L’actualité du transport ferroviaire dans la région est intense. Du chantier de la Ligne Nouvelle Provence Côte d’Azur, au projet de Services express régionaux métropolitains (SERM) en passant par l’arrivée des opérateurs étrangers sur les grandes lignes ou encore la modernisation de la ligne Marseille-Briançon dans la perspective des JO 2030, le train est loin d’avoir dit son dernier mot. L’ouverture à la concurrence des TER, lancé il y a plusieurs années par la majorité au Conseil régional présidé par Renaud Muselier (Renaissance), est désormais concrétisée avec la mise en service pour le public, le 29 juin, de la ligne opérée par Transdev entre Marseille et Nice. Jean-Marc Coppola (PCF), ancien cheminot et élu régional, aujourd’hui adjoint à la Culture à la Ville de Marseille, a vivement réagi à cette ouverture à la concurrence. Il présente dans cette tribune (*), adressée le 6 juillet à la rédaction de Gomet’, ses arguments.
Depuis quelques jours, la Région Sud Provence Alpes Côte d’Azur se distingue tristement comme la première à ouvrir la concurrence des TER. Pour le Président de la Région, l’ouverture à la concurrence permettrait une meilleure régularité, une baisse des prix, une amélioration de la qualité de service… Pas besoin d’être grand clerc pour deviner un échec à plus ou moins long terme.
En effet comment avoir une meilleure régularité avec un nouvel opérateur (Transdev), quand les causes sont essentiellement l’infrastructure et le matériel ferroviaires ? Concernant la baisse des prix, le leurre est vérifiable avec d’autres ouvertures à la concurrence comme dans la téléphonie, l’énergie… Concernant l’amélioration des services, comment croire en cet objectif quand les opérateurs privés réduisent les coûts pour engraisser les actionnaires ?
Une privatisation rampante soutenue tout de même par l’argent public de la Région et de l’Etat, donc des contribuables
L’objectif est d’en finir avec le monopole de la SNCF, en tant qu’entité publique, de détruire le service public ferroviaire pour répondre aux objectifs de baisse de la dépense publique, et la phase d’ouverture à la concurrence n’est que provisoire pour in fine, créer un monopole privé.
Or la particularité française des transports ferroviaires, est que l’histoire bégaie.
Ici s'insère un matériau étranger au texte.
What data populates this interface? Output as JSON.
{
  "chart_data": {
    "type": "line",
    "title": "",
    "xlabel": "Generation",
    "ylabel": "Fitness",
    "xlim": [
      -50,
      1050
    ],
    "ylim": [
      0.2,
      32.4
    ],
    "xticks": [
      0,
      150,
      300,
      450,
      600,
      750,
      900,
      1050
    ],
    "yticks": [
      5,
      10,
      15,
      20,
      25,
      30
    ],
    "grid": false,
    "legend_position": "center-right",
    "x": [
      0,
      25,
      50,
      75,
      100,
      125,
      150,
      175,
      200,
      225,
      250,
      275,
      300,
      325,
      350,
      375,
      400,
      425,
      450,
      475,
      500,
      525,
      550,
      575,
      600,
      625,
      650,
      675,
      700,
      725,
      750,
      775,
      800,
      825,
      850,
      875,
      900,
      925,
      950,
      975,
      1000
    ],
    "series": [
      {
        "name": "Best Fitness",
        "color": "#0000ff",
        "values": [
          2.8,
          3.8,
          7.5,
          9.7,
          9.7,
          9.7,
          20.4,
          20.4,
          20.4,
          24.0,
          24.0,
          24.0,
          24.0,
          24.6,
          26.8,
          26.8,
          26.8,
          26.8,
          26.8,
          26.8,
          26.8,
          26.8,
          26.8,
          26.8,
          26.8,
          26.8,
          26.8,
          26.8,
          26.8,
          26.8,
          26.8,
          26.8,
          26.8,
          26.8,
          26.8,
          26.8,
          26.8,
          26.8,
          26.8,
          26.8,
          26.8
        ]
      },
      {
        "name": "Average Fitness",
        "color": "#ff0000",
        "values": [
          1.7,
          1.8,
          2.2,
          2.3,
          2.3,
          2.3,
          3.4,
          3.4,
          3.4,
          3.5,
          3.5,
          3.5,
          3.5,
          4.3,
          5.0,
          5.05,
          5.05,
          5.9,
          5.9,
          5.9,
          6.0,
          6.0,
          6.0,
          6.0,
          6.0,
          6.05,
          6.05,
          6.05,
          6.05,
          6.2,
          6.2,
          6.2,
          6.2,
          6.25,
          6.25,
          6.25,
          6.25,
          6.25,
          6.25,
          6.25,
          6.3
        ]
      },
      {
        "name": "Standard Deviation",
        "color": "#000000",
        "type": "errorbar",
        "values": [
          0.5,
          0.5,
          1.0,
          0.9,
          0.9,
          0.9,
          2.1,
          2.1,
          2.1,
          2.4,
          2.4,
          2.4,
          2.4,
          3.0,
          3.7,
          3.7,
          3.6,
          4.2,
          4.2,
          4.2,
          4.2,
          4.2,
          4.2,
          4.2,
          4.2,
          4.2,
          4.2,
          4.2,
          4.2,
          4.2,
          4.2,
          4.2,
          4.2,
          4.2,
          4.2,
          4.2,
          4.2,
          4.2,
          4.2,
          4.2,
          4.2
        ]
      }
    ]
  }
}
La SNCF est née en 1937 de la faillite des Compagnies privées. Pourquoi au 21ème siècle la donne serait différente, alors que l’économie est plus financiarisée ?
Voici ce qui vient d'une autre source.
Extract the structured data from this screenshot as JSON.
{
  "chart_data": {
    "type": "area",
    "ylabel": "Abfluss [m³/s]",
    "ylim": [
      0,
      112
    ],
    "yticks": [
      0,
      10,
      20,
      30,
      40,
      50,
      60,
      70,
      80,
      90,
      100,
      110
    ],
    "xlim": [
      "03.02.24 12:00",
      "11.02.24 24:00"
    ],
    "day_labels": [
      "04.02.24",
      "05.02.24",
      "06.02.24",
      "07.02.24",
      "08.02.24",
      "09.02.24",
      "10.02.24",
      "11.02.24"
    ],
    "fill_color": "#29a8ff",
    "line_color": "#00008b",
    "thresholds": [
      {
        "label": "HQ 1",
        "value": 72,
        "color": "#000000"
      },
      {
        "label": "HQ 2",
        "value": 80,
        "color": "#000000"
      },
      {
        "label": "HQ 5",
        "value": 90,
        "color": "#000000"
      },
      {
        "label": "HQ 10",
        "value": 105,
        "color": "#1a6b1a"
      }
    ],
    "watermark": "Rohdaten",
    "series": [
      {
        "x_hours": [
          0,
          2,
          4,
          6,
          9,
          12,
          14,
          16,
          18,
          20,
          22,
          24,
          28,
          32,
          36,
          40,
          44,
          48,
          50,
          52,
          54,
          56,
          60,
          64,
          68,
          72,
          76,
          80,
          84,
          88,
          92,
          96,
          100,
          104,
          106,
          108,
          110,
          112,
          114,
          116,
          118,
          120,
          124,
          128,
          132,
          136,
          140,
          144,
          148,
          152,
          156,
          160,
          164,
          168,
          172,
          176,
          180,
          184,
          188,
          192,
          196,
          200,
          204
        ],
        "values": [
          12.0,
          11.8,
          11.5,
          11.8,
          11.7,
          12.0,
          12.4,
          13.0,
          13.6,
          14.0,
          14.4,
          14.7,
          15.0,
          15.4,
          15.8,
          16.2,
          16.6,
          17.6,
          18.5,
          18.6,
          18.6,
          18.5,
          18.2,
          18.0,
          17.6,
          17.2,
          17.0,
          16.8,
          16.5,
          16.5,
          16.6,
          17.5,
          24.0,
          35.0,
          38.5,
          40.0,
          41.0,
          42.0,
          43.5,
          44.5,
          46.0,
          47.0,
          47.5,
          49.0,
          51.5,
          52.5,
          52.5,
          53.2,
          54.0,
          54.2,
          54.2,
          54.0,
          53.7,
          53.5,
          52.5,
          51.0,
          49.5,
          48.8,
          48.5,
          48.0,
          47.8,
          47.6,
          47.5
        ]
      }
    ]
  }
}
Les exemples sont légion montrant l’échec des privatisations ferroviaires, comme en Grande-Bretagne où le service rendu s’est dégradé et les tarifs ont augmenté de 175% entre 1987 et 2008, en Allemagne qui a fait marche arrière.
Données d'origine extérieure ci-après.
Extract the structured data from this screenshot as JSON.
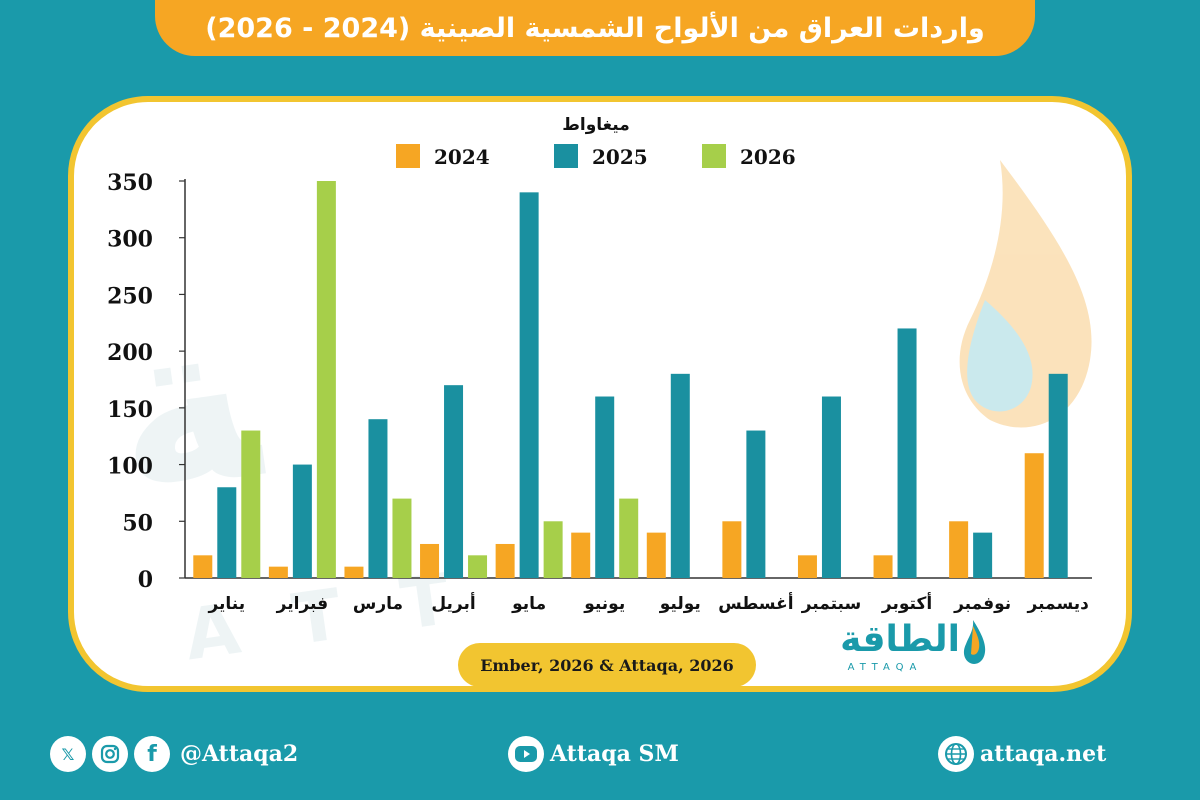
{
  "title": "واردات العراق من الألواح الشمسية الصينية (2024 - 2026)",
  "source": "Ember, 2026 & Attaqa, 2026",
  "brand": {
    "arabic": "الطاقة",
    "latin": "ATTAQA"
  },
  "footer": {
    "social_handle": "@Attaqa2",
    "youtube": "Attaqa SM",
    "website": "attaqa.net",
    "icons": [
      "x-icon",
      "instagram-icon",
      "facebook-icon",
      "youtube-icon",
      "globe-icon"
    ]
  },
  "colors": {
    "background": "#1a9aaa",
    "accent": "#f6a623",
    "frame": "#f2c530",
    "series_2024": "#f6a623",
    "series_2025": "#1a90a0",
    "series_2026": "#a6cf4a"
  },
  "chart_data": {
    "type": "bar",
    "unit_label": "ميغاواط",
    "categories": [
      "يناير",
      "فبراير",
      "مارس",
      "أبريل",
      "مايو",
      "يونيو",
      "يوليو",
      "أغسطس",
      "سبتمبر",
      "أكتوبر",
      "نوفمبر",
      "ديسمبر"
    ],
    "series": [
      {
        "name": "2024",
        "values": [
          20,
          10,
          10,
          30,
          30,
          40,
          40,
          50,
          20,
          20,
          50,
          110
        ]
      },
      {
        "name": "2025",
        "values": [
          80,
          100,
          140,
          170,
          340,
          160,
          180,
          130,
          160,
          220,
          40,
          180
        ]
      },
      {
        "name": "2026",
        "values": [
          130,
          350,
          70,
          20,
          50,
          70,
          null,
          null,
          null,
          null,
          null,
          null
        ]
      }
    ],
    "ylim": [
      0,
      350
    ],
    "yticks": [
      0,
      50,
      100,
      150,
      200,
      250,
      300,
      350
    ],
    "legend_position": "top-center",
    "grid": false
  }
}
La libéralisation du fret ferroviaire en France est aussi un exemple éclairant. Présentée comme la solution au développement du transport ferroviaire de marchandise en 2003, les résultats ont montré l’absurdité d’une telle idéologie. De 50 millions de tonnes par kilomètre (MT/Km) assurés par la SNCF en 2003, l’ensemble des transporteurs privés et publics ne transportent aujourd’hui qu’environ 30 MT/Km.
Pourtant la période de canicule devrait faire réfléchir aux actions à entreprendre pour lutter contre le réchauffement climatique. Le transport ferroviaire n’assure actuellement qu’une faible proportion des déplacements pour lesquels il pourrait être pertinent, efficace et utile socialement et écologiquement. Imaginer à quelles conditions le train pourrait occuper une place conforme à ces ambitions dans une société soucieuse du développement durable, telle est la question posée à tous les citoyens, usagers et acteurs impliqués dans son fonctionnement.
Et si la solution résidait non pas dans la concurrence mais dans la complémentarité des modes de transport ?
Il suffirait pour cela que :
- L’Etat définisse et mette en œuvre une véritable politique de transport et assume le rôle d’aménageur du territoire en finançant les infrastructures
- La Région contracte avec la SNCF une convention qui prenne en compte les questions de multimodalité, de complémentarité, de respect de l’environnement, des questions de sécurité et de sûreté, d’accessibilité aux personnes à mobilité réduite, de démocratie participative et de transparence
- L’Etat (propriétaire de la SNCF) mette tout en œuvre pour lui donner les moyens humains, matériels et financiers de répondre aux défis sociaux et environnementaux. Les moyens financiers existent, comme les 1,7 milliard d’euros d’intérêts financiers versés chaque année aux banques au titre de la dette qu’a la SNCF.
Jean-Marc Coppola
Ancien cheminot
Adjoint à la Culture pour toutes et tous,
la création et le patrimoine culturel
de la Ville de Marseille
(*) Gomet’, attaché à la vitalité du débat local, publie régulièrement des tribunes et points de vue de contributeurs extérieurs.